Real Legacy was domiciled in Puerto Rico and therefore was under the primary regulation of the Puerto Rico Commissioner of Insurance. The Puerto Rico Commissioner of Insurance placed Real Legacy into rehabilitation to try to improve the company’s operations and strengthen the company financially. If the company cannot be rehabilitated, then Real Legacy will be liquidated.

“My office is making every effort to work cooperatively with the Puerto Rico Commissioner of Insurance on behalf of U.S. Virgin Islanders in this matter,” Roach said.

This is the latest in several developments with Real Legacy. In October, then- Lt. Gov.

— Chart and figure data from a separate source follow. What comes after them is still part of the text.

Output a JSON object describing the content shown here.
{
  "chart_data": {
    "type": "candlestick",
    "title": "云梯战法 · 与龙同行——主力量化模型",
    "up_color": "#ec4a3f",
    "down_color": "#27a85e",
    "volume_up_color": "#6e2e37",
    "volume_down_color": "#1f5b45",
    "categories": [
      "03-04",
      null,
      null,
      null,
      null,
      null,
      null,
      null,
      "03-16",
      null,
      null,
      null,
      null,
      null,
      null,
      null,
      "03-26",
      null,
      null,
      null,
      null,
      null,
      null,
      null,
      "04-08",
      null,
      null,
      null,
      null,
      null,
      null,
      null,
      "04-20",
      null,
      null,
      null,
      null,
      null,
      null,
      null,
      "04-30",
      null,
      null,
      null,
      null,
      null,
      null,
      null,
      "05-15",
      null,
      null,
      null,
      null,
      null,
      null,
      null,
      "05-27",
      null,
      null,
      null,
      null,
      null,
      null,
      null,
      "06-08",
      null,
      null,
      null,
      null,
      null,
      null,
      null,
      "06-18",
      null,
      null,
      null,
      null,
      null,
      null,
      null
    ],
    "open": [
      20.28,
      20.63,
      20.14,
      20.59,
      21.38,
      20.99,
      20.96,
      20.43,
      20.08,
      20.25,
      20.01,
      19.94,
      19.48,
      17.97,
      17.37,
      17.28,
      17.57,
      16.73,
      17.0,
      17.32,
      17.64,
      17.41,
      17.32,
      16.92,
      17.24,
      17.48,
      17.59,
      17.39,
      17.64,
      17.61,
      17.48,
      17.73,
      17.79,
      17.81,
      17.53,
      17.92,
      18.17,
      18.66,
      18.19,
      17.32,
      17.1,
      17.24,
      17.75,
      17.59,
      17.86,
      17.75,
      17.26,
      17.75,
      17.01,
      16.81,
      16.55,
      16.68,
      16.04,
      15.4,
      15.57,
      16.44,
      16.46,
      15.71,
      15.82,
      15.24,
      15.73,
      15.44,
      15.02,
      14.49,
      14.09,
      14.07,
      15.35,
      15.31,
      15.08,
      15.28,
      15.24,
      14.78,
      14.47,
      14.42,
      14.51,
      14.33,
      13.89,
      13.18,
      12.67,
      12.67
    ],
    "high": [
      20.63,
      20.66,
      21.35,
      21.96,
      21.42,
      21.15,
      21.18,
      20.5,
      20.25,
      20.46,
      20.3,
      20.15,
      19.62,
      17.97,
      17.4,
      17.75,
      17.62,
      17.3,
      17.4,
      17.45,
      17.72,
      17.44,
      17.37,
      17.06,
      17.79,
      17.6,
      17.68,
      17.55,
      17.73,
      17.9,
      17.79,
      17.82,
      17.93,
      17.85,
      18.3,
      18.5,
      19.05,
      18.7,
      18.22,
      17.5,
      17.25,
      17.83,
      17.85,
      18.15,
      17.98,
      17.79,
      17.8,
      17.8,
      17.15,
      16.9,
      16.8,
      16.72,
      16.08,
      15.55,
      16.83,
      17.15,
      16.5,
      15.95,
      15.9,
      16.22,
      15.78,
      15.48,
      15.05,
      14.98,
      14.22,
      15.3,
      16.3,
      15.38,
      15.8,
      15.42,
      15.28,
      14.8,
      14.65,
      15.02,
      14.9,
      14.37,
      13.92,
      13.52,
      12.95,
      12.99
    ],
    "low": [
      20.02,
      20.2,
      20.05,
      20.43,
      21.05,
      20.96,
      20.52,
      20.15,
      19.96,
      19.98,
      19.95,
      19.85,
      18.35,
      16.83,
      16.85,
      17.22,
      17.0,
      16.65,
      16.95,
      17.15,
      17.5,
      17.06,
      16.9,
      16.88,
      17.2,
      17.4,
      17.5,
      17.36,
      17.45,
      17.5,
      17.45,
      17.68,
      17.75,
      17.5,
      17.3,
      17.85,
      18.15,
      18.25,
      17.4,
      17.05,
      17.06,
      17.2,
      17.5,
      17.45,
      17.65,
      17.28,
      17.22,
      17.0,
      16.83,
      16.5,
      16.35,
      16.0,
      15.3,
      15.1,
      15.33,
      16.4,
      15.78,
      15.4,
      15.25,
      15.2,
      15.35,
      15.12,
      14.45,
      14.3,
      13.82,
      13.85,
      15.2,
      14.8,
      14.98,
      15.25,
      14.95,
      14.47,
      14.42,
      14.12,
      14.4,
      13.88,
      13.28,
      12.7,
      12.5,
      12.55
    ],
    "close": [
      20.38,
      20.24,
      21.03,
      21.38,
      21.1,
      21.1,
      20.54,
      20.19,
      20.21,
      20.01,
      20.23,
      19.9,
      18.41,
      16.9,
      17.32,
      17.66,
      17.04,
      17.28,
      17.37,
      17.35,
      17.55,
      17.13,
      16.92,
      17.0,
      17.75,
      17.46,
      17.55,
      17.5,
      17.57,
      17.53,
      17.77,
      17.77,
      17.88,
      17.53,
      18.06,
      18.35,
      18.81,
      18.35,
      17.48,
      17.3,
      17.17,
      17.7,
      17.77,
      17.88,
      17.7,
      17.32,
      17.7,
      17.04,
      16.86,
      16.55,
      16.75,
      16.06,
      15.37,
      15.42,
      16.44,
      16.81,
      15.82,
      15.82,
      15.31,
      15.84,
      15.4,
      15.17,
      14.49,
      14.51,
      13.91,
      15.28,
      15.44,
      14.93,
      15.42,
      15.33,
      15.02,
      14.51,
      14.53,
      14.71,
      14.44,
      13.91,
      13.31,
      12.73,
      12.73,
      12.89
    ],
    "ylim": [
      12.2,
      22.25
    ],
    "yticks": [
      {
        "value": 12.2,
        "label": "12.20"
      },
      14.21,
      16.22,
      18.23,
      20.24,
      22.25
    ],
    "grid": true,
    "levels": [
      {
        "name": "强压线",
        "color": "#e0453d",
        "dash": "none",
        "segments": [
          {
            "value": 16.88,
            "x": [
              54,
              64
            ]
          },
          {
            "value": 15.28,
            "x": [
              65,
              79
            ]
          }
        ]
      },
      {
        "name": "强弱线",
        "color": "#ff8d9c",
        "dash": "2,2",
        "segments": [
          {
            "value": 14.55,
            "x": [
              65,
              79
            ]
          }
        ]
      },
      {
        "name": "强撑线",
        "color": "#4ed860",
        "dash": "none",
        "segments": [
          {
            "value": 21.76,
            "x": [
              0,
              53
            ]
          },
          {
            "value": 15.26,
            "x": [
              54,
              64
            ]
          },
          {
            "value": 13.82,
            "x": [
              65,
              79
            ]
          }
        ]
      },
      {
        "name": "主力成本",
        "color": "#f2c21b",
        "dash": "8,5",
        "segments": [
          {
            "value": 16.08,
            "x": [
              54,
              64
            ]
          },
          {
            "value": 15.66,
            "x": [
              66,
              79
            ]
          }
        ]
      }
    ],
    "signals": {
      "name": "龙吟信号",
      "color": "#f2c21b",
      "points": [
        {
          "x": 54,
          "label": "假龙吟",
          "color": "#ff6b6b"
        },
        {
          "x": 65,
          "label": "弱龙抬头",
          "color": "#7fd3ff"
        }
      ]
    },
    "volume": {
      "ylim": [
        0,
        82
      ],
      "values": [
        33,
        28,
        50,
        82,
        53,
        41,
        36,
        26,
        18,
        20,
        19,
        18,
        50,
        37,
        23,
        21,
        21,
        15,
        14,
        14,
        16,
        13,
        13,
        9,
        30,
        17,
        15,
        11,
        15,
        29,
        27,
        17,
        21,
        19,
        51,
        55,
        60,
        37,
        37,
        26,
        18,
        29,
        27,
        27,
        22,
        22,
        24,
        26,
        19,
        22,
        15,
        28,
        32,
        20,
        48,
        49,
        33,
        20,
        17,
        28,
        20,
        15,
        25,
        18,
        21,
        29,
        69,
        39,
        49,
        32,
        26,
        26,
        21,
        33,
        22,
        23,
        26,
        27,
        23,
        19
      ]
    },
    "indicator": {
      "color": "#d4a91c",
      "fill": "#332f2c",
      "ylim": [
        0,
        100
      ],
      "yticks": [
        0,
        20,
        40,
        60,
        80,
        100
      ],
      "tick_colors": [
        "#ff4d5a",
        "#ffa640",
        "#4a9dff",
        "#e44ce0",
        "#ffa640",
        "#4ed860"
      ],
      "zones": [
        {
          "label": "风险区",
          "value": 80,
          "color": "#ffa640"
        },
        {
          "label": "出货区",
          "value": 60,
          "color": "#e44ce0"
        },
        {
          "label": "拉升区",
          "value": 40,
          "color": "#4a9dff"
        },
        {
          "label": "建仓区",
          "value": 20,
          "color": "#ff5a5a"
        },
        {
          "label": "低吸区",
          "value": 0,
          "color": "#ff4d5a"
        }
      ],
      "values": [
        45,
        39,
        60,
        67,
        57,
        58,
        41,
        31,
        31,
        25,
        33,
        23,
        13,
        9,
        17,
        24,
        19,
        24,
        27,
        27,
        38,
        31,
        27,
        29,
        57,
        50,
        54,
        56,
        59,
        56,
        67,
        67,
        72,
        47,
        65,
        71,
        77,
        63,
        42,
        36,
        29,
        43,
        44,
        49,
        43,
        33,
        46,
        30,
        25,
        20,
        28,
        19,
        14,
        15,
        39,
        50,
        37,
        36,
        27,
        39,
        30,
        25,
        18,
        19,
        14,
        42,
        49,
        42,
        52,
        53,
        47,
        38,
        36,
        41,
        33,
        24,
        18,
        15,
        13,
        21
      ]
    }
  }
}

Osbert Potter announced there may be a problem with a foreign insurance company and said the V.I. government may take regulatory action against the company.

Eight separate suits have been filed against Real Legacy Insurance in the U.S. Virgin Islands since the beginning of September, 2018.

In October, Potter said “over 94 percent of this foreign insurance company’s Hurricane Irma and Hurricane Maria claims in the U.S. Virgin Islands have already been paid” and the territory was working with the company’s “primary regulator” to protect V.I. policyholders.

That same month, the Puerto Rico Insurance Commissioner was granted a “Rehabilitation Order” for Real Legacy because of the need to reorganize the operations and restructure the financial condition of the company, without closing the company or placing it in liquidation.

“The Puerto Rico Commissioner of Insurance has taken over the operations of the company to protect the interests of policyholders with claims, creditors of the insurer, and the general public,” then- Lt. Gov. Osbert Potter said at the time.

The Puerto Rico Insurance Code requires that the rehabilitation of an insurer provides fair and equitable treatment in the payment of all claims, subject to a review by the Puerto Rico court in three months to determine if further action is required. Therefore, U.S. Virgin Islanders’ Real Legacy claims will be treated with the same level of priority as those of Puerto Rico residents. Any customer that is holding an outstanding claim can come to the Division of Banking, Insurance and Financial Regulation for assistance,” Potter said.

Potter said this bankruptcy-like action will not impact the U.S. Virgin Islands’ Insurance Guaranty Fund. That fund acts as a kind of government backstop in case private insurance companies fail and fail to pay. The fund is currently funded at $10 million dollars, reduced from $50 million to allow the government to put the rest of its funding into the current year’s budget.

The adjuster improperly omitted and undervalued covered losses from wind damage caused by Maria to the Plaintiff’s Property.